Passionate Youth is a 1925 American silent drama film directed by Dallas M. Fitzgerald and starring Beverly Bayne, Frank Mayo, and Pauline Garon.

==Plot==
As described in a film magazine reviews, Mary and John Rand have graduated from law school and, upon their marriage, John joins the ministry despite the objections of his wife. Their daughter, Henrietta, is neglected and enters a free life of jazz, drinking, and joy rides. Mary persuades John to permit her to get a divorce, so that she may practice law. After he has consented she joins Bruce Corbin and enters a campaign to be elected district attorney. With the help of Attorney Corbin, she is elected and falls in love with him. Corbin proves untrue and falls in love with Henrietta. Mary then demands that Corbin marry Henrietta with the threat that she will expose him in a crooked deal if he does not.

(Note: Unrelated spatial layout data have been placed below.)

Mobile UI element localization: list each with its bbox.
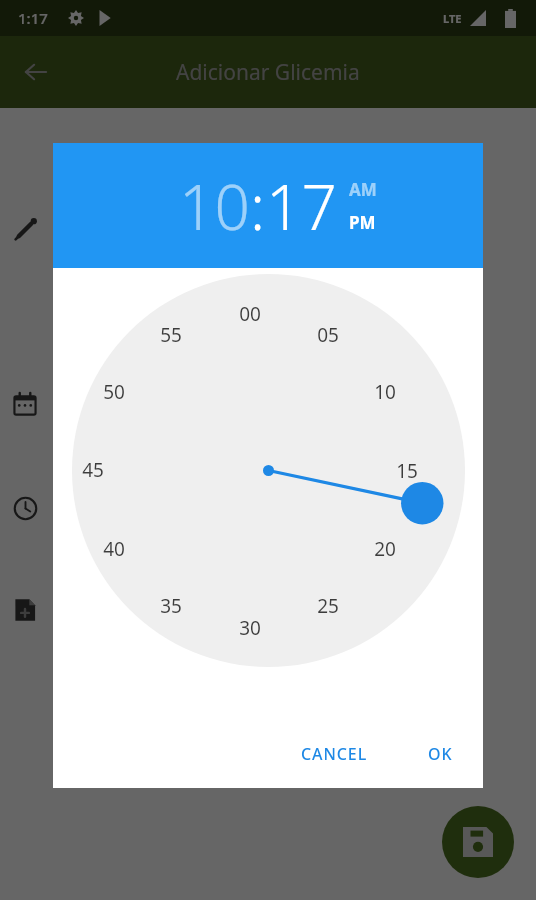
- staticText: 30: [239, 615, 261, 641]
- button[interactable]: PM: [349, 211, 376, 234]
- button[interactable]: 10: [179, 164, 250, 248]
- staticText: 40: [103, 536, 125, 562]
- staticText: 10: [374, 379, 396, 405]
- staticText: :: [250, 164, 266, 248]
- staticText: 25: [317, 593, 339, 619]
- staticText: 20: [374, 536, 396, 562]
- staticText: 50: [103, 379, 125, 405]
- staticText: 35: [160, 593, 182, 619]
- button[interactable]: Minute dial: [72, 274, 465, 667]
- staticText: 15: [396, 458, 418, 484]
- button[interactable]: Back: [10, 46, 62, 98]
- staticText: 55: [160, 322, 182, 348]
- button[interactable]: Save: [442, 806, 514, 878]
- button[interactable]: CANCEL: [289, 735, 380, 773]
- staticText: OK: [428, 743, 453, 765]
- staticText: 45: [82, 457, 104, 483]
- staticText: Adicionar Glicemia: [176, 58, 360, 87]
- staticText: LTE: [443, 11, 462, 26]
- button[interactable]: 17: [266, 164, 337, 248]
- staticText: CANCEL: [301, 743, 368, 765]
- staticText: 1:17: [18, 8, 48, 28]
- staticText: 00: [239, 301, 261, 327]
- button[interactable]: AM: [349, 178, 377, 201]
- button[interactable]: OK: [416, 735, 465, 773]
- staticText: 05: [317, 322, 339, 348]
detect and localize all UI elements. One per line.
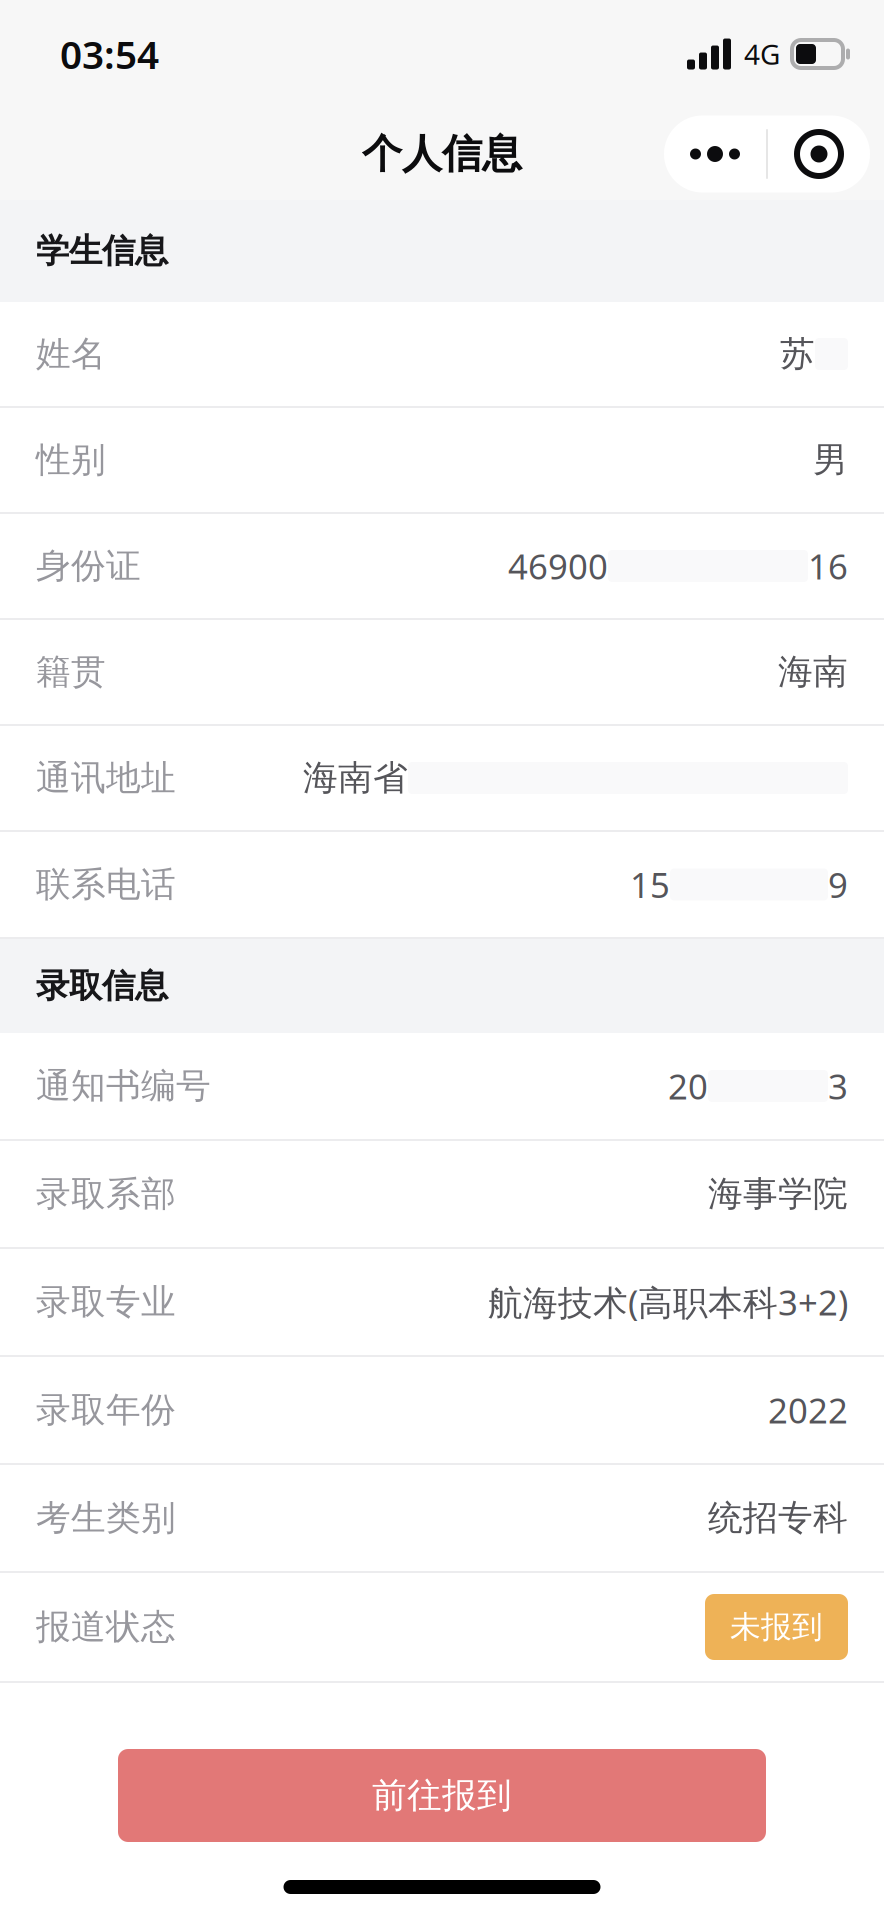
button[interactable]: 未报到 [705, 1594, 848, 1660]
staticText: 个人信息 [362, 129, 522, 178]
staticText: 通讯地址 [36, 757, 176, 799]
staticText: 海南 [778, 651, 848, 693]
staticText: 未报到 [730, 1608, 823, 1646]
button[interactable]: 籍贯 [0, 620, 884, 726]
button[interactable]: 通讯地址 [0, 726, 884, 832]
button[interactable]: 联系电话 [0, 832, 884, 939]
staticText: 苏 [780, 333, 815, 375]
staticText: 海事学院 [708, 1173, 848, 1215]
staticText: 海南省 [303, 757, 408, 799]
staticText: 身份证 [36, 545, 141, 587]
button[interactable]: 录取专业 [0, 1249, 884, 1357]
staticText: 联系电话 [36, 863, 176, 906]
staticText: 15 [630, 862, 670, 908]
staticText: 录取信息 [36, 966, 168, 1006]
staticText: 通知书编号 [36, 1065, 211, 1107]
button[interactable]: 前往报到 [118, 1749, 766, 1842]
button[interactable]: 考生类别 [0, 1465, 884, 1573]
staticText: 报道状态 [36, 1606, 176, 1648]
button[interactable]: 录取年份 [0, 1357, 884, 1465]
staticText: 籍贯 [36, 651, 106, 693]
button[interactable]: 身份证 [0, 514, 884, 620]
button[interactable]: Close mini program [768, 116, 870, 192]
staticText: 录取年份 [36, 1389, 176, 1431]
staticText: 性别 [36, 439, 106, 481]
staticText: 姓名 [36, 333, 106, 375]
staticText: 录取系部 [36, 1173, 176, 1215]
staticText: 统招专科 [708, 1497, 848, 1539]
button[interactable]: 性别 [0, 408, 884, 514]
staticText: 学生信息 [36, 230, 168, 271]
button[interactable]: More options [664, 116, 766, 192]
staticText: 20 [668, 1063, 708, 1109]
staticText: 9 [828, 862, 848, 908]
staticText: 录取专业 [36, 1281, 176, 1323]
staticText: 男 [813, 439, 848, 481]
button[interactable]: 姓名 [0, 302, 884, 408]
staticText: 03:54 [60, 28, 159, 80]
staticText: 航海技术(高职本科3+2) [488, 1279, 848, 1325]
staticText: 前往报到 [372, 1774, 512, 1817]
button[interactable]: 通知书编号 [0, 1033, 884, 1141]
staticText: 2022 [768, 1387, 848, 1433]
staticText: 16 [808, 543, 848, 589]
staticText: 46900 [508, 543, 608, 589]
staticText: 考生类别 [36, 1497, 176, 1539]
staticText: 4G [744, 35, 780, 73]
staticText: 3 [828, 1063, 848, 1109]
button[interactable]: 录取系部 [0, 1141, 884, 1249]
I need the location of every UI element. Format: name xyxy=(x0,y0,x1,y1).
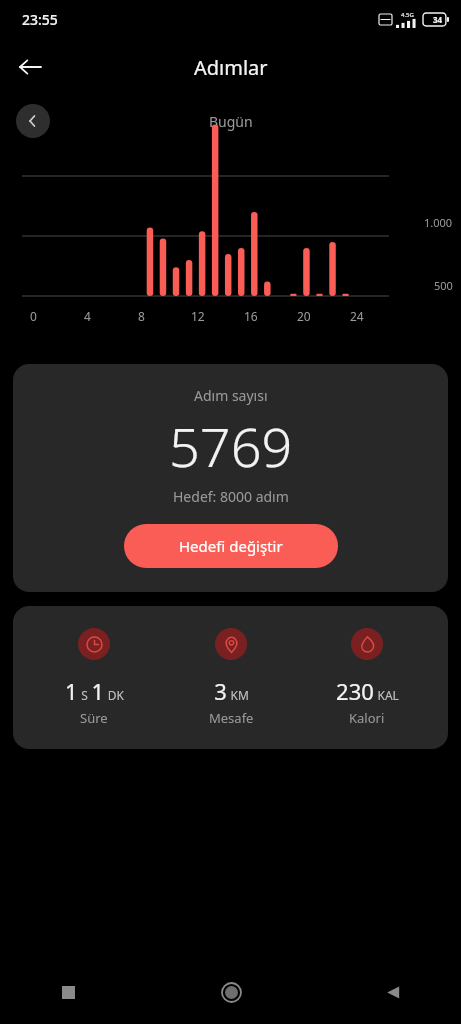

Corbin is found dead. Henrietta is accused of murder and put on trial. John's divorce is discovered by his congregation and he is asked to leave the pulpit. Pleading that he be allowed to aid in the defense of his daughter, he obtains the testimony of Peggy, a gold digger, who saw Jimmy Wellington shoot Bruce Corbin in a fit of jealousy. Wellington had later gone to his death in an automobile accident. Mary realizes that her neglect of her daughter has led to the trouble and she returns to her husband. They are remarried.

==Bibliography==
- Munden, Kenneth White. The American Film Institute Catalog of Motion Pictures Produced in the United States, Part 1. University of California Press, 1997.